June 11, 2008
Story written by Rivals.com's Kendall Rogers
If the University of San Diego ever reaches the College World Series, coach Rich Hill will likely point to pitcher Brian Matusz as a key factor to his program's success.
As a fourth-round pick in the MLB Draft out of high school, Matusz had the opportunity to immediately play professional baseball. However, he also had scholarship offers from Arizona, Arizona State and San Diego.
Choosing to play for a traditional power like Arizona or Arizona State would've been an easy decision. However, Matusz chose to help San Diego become one of the nation's premier programs. It's a decision the 2008 Rivals.com Pitcher of the Year has never regretted.
"From the beginning, I wanted to go to a smaller school in California. San Diego ended up being perfect for me," Matusz said. "USD was a rising program at the time, and the location was absolutely tremendous."
As with most players, Matusz has come a long way since his freshman year. The junior left-hander compiled respectable numbers in his first season, but he improved greatly over the last two seasons.
For that and more, Hill will forever be grateful.

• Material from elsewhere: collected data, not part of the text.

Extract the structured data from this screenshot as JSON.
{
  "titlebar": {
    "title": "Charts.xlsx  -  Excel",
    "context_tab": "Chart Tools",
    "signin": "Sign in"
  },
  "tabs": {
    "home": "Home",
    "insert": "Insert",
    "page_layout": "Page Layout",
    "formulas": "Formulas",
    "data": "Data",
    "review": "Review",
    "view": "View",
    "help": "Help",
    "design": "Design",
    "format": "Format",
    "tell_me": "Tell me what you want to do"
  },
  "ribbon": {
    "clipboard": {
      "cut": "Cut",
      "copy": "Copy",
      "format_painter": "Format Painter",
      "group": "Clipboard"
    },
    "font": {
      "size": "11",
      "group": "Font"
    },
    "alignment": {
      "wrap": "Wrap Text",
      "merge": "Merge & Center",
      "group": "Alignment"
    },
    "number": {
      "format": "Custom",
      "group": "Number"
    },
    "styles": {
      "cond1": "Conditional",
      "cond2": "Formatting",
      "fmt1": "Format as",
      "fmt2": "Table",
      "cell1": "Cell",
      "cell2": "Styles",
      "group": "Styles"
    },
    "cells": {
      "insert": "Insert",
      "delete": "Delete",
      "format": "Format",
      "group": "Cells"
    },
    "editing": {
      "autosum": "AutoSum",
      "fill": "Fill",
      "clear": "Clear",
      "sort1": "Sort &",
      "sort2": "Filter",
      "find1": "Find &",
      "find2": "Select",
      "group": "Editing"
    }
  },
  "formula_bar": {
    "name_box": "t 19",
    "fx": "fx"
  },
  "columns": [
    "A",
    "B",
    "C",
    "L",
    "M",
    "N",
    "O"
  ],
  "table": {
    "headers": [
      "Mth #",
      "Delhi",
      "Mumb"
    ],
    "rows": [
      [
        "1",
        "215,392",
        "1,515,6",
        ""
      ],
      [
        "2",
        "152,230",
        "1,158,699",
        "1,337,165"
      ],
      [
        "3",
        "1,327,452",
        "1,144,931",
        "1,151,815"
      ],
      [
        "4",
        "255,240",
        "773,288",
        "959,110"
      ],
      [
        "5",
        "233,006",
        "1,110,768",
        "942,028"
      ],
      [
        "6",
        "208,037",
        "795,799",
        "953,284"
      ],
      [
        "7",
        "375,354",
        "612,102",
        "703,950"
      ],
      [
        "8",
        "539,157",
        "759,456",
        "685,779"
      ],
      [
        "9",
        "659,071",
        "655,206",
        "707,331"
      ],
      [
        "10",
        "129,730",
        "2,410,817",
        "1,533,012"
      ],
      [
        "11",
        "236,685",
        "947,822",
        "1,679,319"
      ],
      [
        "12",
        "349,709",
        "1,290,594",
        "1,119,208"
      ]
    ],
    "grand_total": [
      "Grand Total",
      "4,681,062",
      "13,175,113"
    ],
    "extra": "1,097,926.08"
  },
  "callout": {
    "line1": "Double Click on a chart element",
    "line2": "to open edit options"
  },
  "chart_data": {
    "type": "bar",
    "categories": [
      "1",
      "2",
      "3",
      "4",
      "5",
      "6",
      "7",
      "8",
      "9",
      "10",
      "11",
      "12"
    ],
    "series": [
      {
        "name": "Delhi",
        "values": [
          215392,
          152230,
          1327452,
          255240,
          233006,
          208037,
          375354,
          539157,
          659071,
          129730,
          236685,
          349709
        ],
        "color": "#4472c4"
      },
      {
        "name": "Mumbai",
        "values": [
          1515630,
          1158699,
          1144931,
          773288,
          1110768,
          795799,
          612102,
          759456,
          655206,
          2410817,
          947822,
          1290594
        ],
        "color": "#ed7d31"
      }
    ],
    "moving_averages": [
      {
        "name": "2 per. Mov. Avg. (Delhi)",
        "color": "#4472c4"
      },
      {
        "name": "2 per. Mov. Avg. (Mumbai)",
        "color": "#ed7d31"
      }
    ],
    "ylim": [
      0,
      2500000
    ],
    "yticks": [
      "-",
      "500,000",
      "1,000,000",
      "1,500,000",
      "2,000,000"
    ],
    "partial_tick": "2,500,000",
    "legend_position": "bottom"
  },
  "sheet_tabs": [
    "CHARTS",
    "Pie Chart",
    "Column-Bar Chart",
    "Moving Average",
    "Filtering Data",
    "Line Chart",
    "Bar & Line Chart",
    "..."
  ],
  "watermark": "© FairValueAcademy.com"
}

"Matusz was the rock that goes out there and takes care of business on Friday. But even more important than numbers, Brian - as a person - meant more to this program than anything else," Hill said. "We vaulted into the national spotlight because of him and other players. He was always at the front of the line."
Increasing his weight from 165 pounds (as a freshman) to 200 pounds as a junior this season has been a huge key for Matusz. The talented left-hander also gives a great deal of credit to Hill and pitching coach Eric Valenzuela for his development.
"Hill and Valenzuela really helped me become a better player and person," Matusz said. "I owe those two guys a lot for helping me make the jump to the next level in my baseball career."
After getting drafted by the Baltimore Orioles as the fourth overall pick in last week's MLB Draft, conventional wisdom says that Matusz's career at San Diego is all but finished.
His legacy, however, will continue.
"Just the way the coaches and people at USD work with players, it's outstanding," he said. "This program has definitely taken a huge step in the right direction. It's only going to be get better from here on out."